Le Shelby, pub irlandais à deux pas de l’abominable hôtel des Postes, est un endroit où tu aimes à chercher abri lorsqu’il pleut à Palerme. Ce soir, la lune est pleine. Il se dit que la lune en Sicile est plus grande que partout ailleurs dans le monde.

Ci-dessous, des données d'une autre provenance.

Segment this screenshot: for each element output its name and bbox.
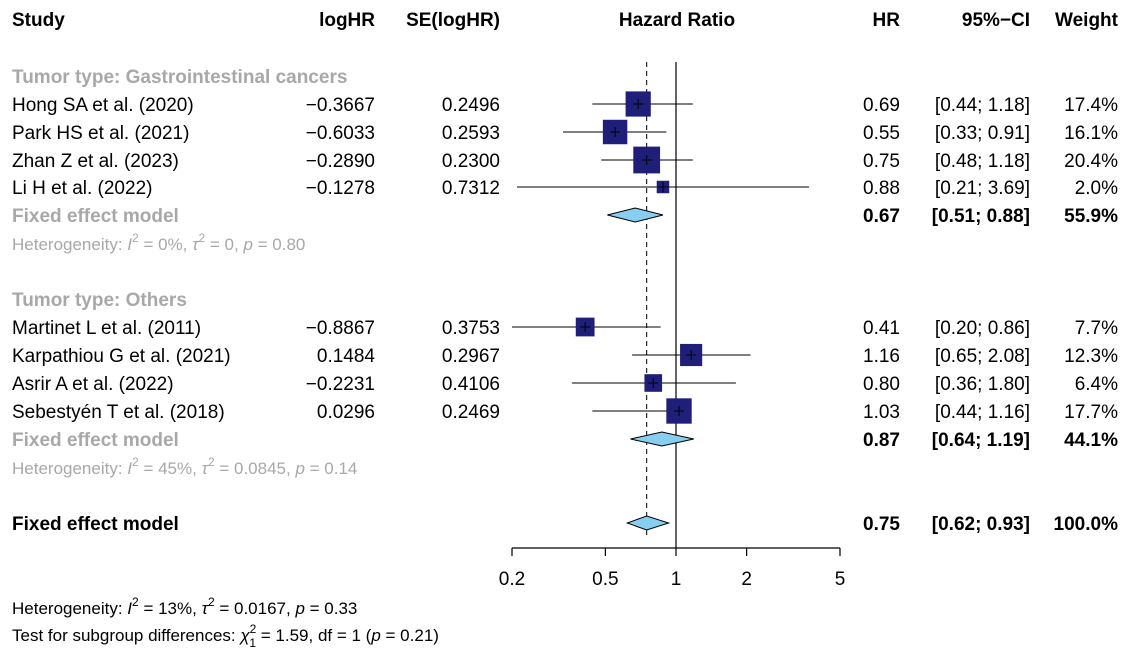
subgroup-model-0-weight: 55.9%: [1064, 206, 1118, 227]
study-1-0-se: 0.3753: [442, 318, 500, 339]
x-tick-label-4: 5: [835, 569, 846, 590]
study-0-3-ci: [0.21; 3.69]: [935, 178, 1030, 199]
study-0-3-se: 0.7312: [442, 178, 500, 199]
study-1-3-weight: 17.7%: [1064, 402, 1118, 423]
study-0-2-weight: 20.4%: [1064, 151, 1118, 172]
study-1-0-weight: 7.7%: [1075, 318, 1118, 339]
study-0-2-loghr: −0.2890: [306, 151, 375, 172]
study-0-1-name: Park HS et al. (2021): [12, 123, 189, 144]
study-0-3-hr: 0.88: [863, 178, 900, 199]
header-loghr: logHR: [319, 10, 375, 31]
overall-model-weight: 100.0%: [1054, 514, 1119, 535]
study-0-1-ci: [0.33; 0.91]: [935, 123, 1030, 144]
study-0-1-se: 0.2593: [442, 123, 500, 144]
study-0-1-weight: 16.1%: [1064, 123, 1118, 144]
study-0-3-loghr: −0.1278: [306, 178, 375, 199]
study-1-0-name: Martinet L et al. (2011): [12, 318, 201, 339]
subgroup-label-0: Tumor type: Gastrointestinal cancers: [12, 67, 347, 88]
study-1-3-se: 0.2469: [442, 402, 500, 423]
study-1-2-loghr: −0.2231: [306, 374, 375, 395]
study-1-2-ci: [0.36; 1.80]: [935, 374, 1030, 395]
header-ci: 95%−CI: [962, 10, 1030, 31]
overall-model-diamond: [625, 515, 671, 531]
header-hr: HR: [873, 10, 901, 31]
study-1-3-hr: 1.03: [863, 402, 900, 423]
overall-model-ci: [0.62; 0.93]: [932, 514, 1030, 535]
study-1-1-loghr: 0.1484: [317, 346, 376, 367]
study-1-1-name: Karpathiou G et al. (2021): [12, 346, 231, 367]
study-0-2-hr: 0.75: [863, 151, 900, 172]
study-1-0-hr: 0.41: [863, 318, 900, 339]
subgroup-model-0-label: Fixed effect model: [12, 206, 179, 227]
header-hazard-ratio: Hazard Ratio: [619, 10, 735, 31]
study-1-1-ci: [0.65; 2.08]: [935, 346, 1030, 367]
subgroup-heterogeneity-1: Heterogeneity: I2 = 45%, τ2 = 0.0845, p …: [12, 455, 357, 478]
study-1-0-ci: [0.20; 0.86]: [935, 318, 1030, 339]
study-1-2-se: 0.4106: [442, 374, 500, 395]
overall-model-hr: 0.75: [863, 514, 900, 535]
study-1-1-se: 0.2967: [442, 346, 500, 367]
study-1-2-hr: 0.80: [863, 374, 900, 395]
subgroup-model-1-label: Fixed effect model: [12, 430, 179, 451]
study-0-3-weight: 2.0%: [1075, 178, 1118, 199]
study-0-2-name: Zhan Z et al. (2023): [12, 151, 179, 172]
study-1-2-weight: 6.4%: [1075, 374, 1118, 395]
study-1-3-ci: [0.44; 1.16]: [935, 402, 1030, 423]
x-tick-label-0: 0.2: [499, 569, 525, 590]
overall-model-label: Fixed effect model: [12, 514, 179, 535]
subgroup-model-1-hr: 0.87: [863, 430, 900, 451]
subgroup-model-1-ci: [0.64; 1.19]: [932, 430, 1030, 451]
header-se: SE(logHR): [406, 10, 500, 31]
header-weight: Weight: [1055, 10, 1119, 31]
x-tick-label-1: 0.5: [592, 569, 618, 590]
study-1-1-weight: 12.3%: [1064, 346, 1118, 367]
study-0-0-hr: 0.69: [863, 95, 900, 116]
subgroup-heterogeneity-0: Heterogeneity: I2 = 0%, τ2 = 0, p = 0.80: [12, 231, 305, 254]
study-1-0-loghr: −0.8867: [306, 318, 375, 339]
subgroup-model-1-diamond: [630, 431, 694, 447]
x-tick-label-2: 1: [671, 569, 682, 590]
subgroup-model-0-hr: 0.67: [863, 206, 900, 227]
x-tick-label-3: 2: [741, 569, 752, 590]
study-1-1-hr: 1.16: [863, 346, 900, 367]
subgroup-model-0-ci: [0.51; 0.88]: [932, 206, 1030, 227]
study-0-0-weight: 17.4%: [1064, 95, 1118, 116]
study-1-3-name: Sebestyén T et al. (2018): [12, 402, 225, 423]
study-0-0-se: 0.2496: [442, 95, 500, 116]
study-0-1-loghr: −0.6033: [306, 123, 375, 144]
subgroup-label-1: Tumor type: Others: [12, 290, 187, 311]
subgroup-model-0-diamond: [607, 207, 664, 223]
footer-heterogeneity: Heterogeneity: I2 = 13%, τ2 = 0.0167, p …: [12, 595, 357, 618]
study-1-3-loghr: 0.0296: [317, 402, 375, 423]
study-0-2-ci: [0.48; 1.18]: [935, 151, 1030, 172]
header-study: Study: [12, 10, 65, 31]
study-0-2-se: 0.2300: [442, 151, 500, 172]
study-0-3-name: Li H et al. (2022): [12, 178, 152, 199]
footer-subgroup-test: Test for subgroup differences: χ2 1 = 1.5…: [12, 622, 439, 650]
subgroup-model-1-weight: 44.1%: [1064, 430, 1118, 451]
study-1-2-name: Asrir A et al. (2022): [12, 374, 174, 395]
study-0-0-loghr: −0.3667: [306, 95, 375, 116]
study-0-1-hr: 0.55: [863, 123, 900, 144]
study-0-0-name: Hong SA et al. (2020): [12, 95, 194, 116]
study-0-0-ci: [0.44; 1.18]: [935, 95, 1030, 116]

C’est une remarque curieuse, qui traîne dans La porta della gioia de Giovanna Providenti, qui te laisse rêveur, tandis que les autos filent sur l’asphalte luisant de la via Roma. Palerme n’est pas la Sicile de Goliarda Sapienza, au sujet de qui Providenti propose de fort belles pages. Goliarda vient de Catane, sotto il vulcano.
Clara te sert ton habituelle Guinness, tandis que vous discutez au sujet du coût de la vie à Palerme. En Sicile, on vit bien si l’on se contente de peu, explique Dino. Il a ouvert ce pub avec Clara il y a quelques années, un peu à l’écart des placettes où la nuit palermitaine bat son plein. En cette mi-avril, il fait plutôt frais et humide. Aussi, ne boudes-tu pas l’ambiance feutrée et chaleureuse du Shelby, ainsi que l’accueil de Clara et Dino.
Oreo, vominagrobis débonnaire, miaule dans un coin de la salle. Ce matou blanc et noir ne songe qu’à se faire la malle. Clara veille au grain, et le retient ici par sa longue laisse. Sur quoi, Oreo ne manque pas de feuler, de rugir presque.
Tu déposes ta pinte sur le comptoir. Pour un peu, on entendrait l’écume épaisse de la stout claquer contre le verre. C’est alors que retentit l’ouverture douce et touchante de Life on Mars ? de David Bowie,
Sailors fighting in the dance hall
Oh man, look at those cavemen go
It’s the freakiest show
Dino apprécie cette chanson, dont il rappelle qu’elle est une sorte d’hommage à My Way de Sinatra, morceau qu’elle transcende bien largement. Sur quoi tu précises que pour ce Life on Mars ? Bowie se serait en réalité inspiré de Comme d’habitude, de Claude François, Sinatra ayant lui-même repris la chanson de Claude François. Ah ! I francesi !
Ainsi s’écoulent les nuits, au Shelby de Palerme, sous la lune la plus grande du monde.
[Rien n’a changé au Shelby, depuis ce mois d’avril 2022, à ceci qu’on a coupé les glaouis d’Oreo et que le fauve ne rugit plus. À ceci près, le Shelby reste le Shelby. La playlist de Dino est restée la même. On entend Bowie tous les soirs. Quelque chose semble avoir changé néanmoins. Tu trouves que l’on croise ici davantage d’Américains que d’habitude. C’est bon pour les affaires de Dino, qui met le paquet sur Duolinguo. En tous cas, tous ces Yankees sont mi écœurés mi anxieux par ce qui se passe. Man, my stupid country is so fucked up, mate. On en perdrait presque de vue nos misères hexagonales.]